Jade Goody does count as AAA famous in that, in the UK at least, everyone knew who she was. We also have minor aristos who are famous for being rich - aristocracy is not royalty - and lots of reality shows where, if you were a contestant on a quiz show, they’re well-known enough that you might face a quiz that included “Joey Essex” as an answer. Essex is part of the name of his TV show, The Only Way is Essex, but he appears as a talking head on other shows listed as Joey Essex, giving his opinions as a famous person who can talk on camera.
Castaway was in the same year as the first UK Big Brother, but it really doesn’t count as a reality show - the participants really did live difficult lives on a remote island, building their own homes, harvesting peat, etc, with little kids and old people and everything, for a full year. Ben Fogle getting a TV career is only partly based on the way he acted there - he was, anyone could admit, a good member of this real community. Prior to going on Castaway he worked at a major magazine and is a right posh bod, not like the other Castaways.
Paris Hilton had a successful tv show. As do the Kardashian clan. Not sure they count for being “famous for being famous”. Otherwise most TV types would be included.
Both of those stemmed from being famous already, and famous for being the spotlight-hunting descendants of people who became famous for other reasons.
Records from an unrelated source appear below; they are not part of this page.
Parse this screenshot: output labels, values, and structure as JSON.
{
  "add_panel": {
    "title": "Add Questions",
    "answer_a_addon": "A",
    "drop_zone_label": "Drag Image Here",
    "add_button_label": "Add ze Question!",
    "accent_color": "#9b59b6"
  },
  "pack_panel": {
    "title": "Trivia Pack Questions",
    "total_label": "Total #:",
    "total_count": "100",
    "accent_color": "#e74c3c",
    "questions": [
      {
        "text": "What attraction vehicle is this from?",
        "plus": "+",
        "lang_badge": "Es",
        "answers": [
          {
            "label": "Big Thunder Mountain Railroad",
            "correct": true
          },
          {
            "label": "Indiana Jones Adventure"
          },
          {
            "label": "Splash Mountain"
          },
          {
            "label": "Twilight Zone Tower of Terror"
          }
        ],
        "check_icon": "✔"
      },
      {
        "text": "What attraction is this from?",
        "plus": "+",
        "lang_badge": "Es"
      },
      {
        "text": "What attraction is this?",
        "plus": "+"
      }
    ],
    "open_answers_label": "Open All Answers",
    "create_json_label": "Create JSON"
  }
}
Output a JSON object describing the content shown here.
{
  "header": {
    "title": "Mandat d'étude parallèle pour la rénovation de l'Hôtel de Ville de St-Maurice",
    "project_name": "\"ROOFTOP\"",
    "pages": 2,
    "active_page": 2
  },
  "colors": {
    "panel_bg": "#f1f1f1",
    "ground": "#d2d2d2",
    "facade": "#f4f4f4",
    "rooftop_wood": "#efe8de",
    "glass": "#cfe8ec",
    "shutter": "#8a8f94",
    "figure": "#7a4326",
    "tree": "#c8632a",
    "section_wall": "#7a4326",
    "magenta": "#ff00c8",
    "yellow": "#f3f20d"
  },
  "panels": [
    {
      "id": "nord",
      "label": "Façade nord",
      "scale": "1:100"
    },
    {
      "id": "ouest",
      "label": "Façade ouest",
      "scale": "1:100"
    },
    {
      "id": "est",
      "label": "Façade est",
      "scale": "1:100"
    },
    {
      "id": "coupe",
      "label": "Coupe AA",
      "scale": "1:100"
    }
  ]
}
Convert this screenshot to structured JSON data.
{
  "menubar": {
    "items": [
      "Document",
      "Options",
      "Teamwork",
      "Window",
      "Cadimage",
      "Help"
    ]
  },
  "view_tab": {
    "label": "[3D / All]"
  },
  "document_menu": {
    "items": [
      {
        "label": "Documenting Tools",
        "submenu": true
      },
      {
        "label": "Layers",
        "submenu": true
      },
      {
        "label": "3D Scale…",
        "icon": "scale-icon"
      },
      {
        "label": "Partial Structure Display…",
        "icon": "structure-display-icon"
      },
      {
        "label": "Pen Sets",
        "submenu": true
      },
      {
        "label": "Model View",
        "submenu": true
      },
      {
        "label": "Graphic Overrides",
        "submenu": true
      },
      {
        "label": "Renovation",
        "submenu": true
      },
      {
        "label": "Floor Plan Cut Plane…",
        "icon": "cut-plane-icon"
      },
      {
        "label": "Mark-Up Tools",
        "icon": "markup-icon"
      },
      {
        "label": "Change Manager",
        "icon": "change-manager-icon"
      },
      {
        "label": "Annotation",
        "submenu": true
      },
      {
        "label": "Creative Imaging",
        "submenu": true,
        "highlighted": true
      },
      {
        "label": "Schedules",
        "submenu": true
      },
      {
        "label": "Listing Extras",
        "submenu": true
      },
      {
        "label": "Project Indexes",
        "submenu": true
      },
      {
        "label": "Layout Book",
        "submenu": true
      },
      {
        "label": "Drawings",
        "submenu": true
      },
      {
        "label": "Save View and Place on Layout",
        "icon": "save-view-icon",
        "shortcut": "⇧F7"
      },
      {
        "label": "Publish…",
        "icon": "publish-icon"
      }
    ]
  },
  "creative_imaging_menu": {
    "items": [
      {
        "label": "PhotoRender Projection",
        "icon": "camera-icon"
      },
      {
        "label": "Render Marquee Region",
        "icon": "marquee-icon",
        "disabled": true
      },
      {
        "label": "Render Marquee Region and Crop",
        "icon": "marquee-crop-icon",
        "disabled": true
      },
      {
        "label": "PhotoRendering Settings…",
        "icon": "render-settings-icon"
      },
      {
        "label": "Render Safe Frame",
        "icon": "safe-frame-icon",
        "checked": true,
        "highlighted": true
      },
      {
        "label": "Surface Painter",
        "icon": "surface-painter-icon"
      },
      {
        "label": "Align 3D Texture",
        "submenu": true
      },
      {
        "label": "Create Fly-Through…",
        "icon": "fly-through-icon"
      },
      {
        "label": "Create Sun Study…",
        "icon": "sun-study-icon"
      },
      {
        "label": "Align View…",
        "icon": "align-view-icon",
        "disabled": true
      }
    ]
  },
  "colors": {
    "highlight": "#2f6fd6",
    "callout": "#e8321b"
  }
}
I don’t think there’s many people who’d consider Hulk Hogan “a famous actor” or “a TV celebrity”, even though his wrestling career evidently took place on TV and he’s also ad a reality show.
It’s still a reality TV show, and he arguably wouldn’t have been famous without it.
It’s irrelevant whether it was a good reality TV show and that he was a nice guy / organizer on it.
That said, I think he is a good presenter, so he’s not FfbF at this point.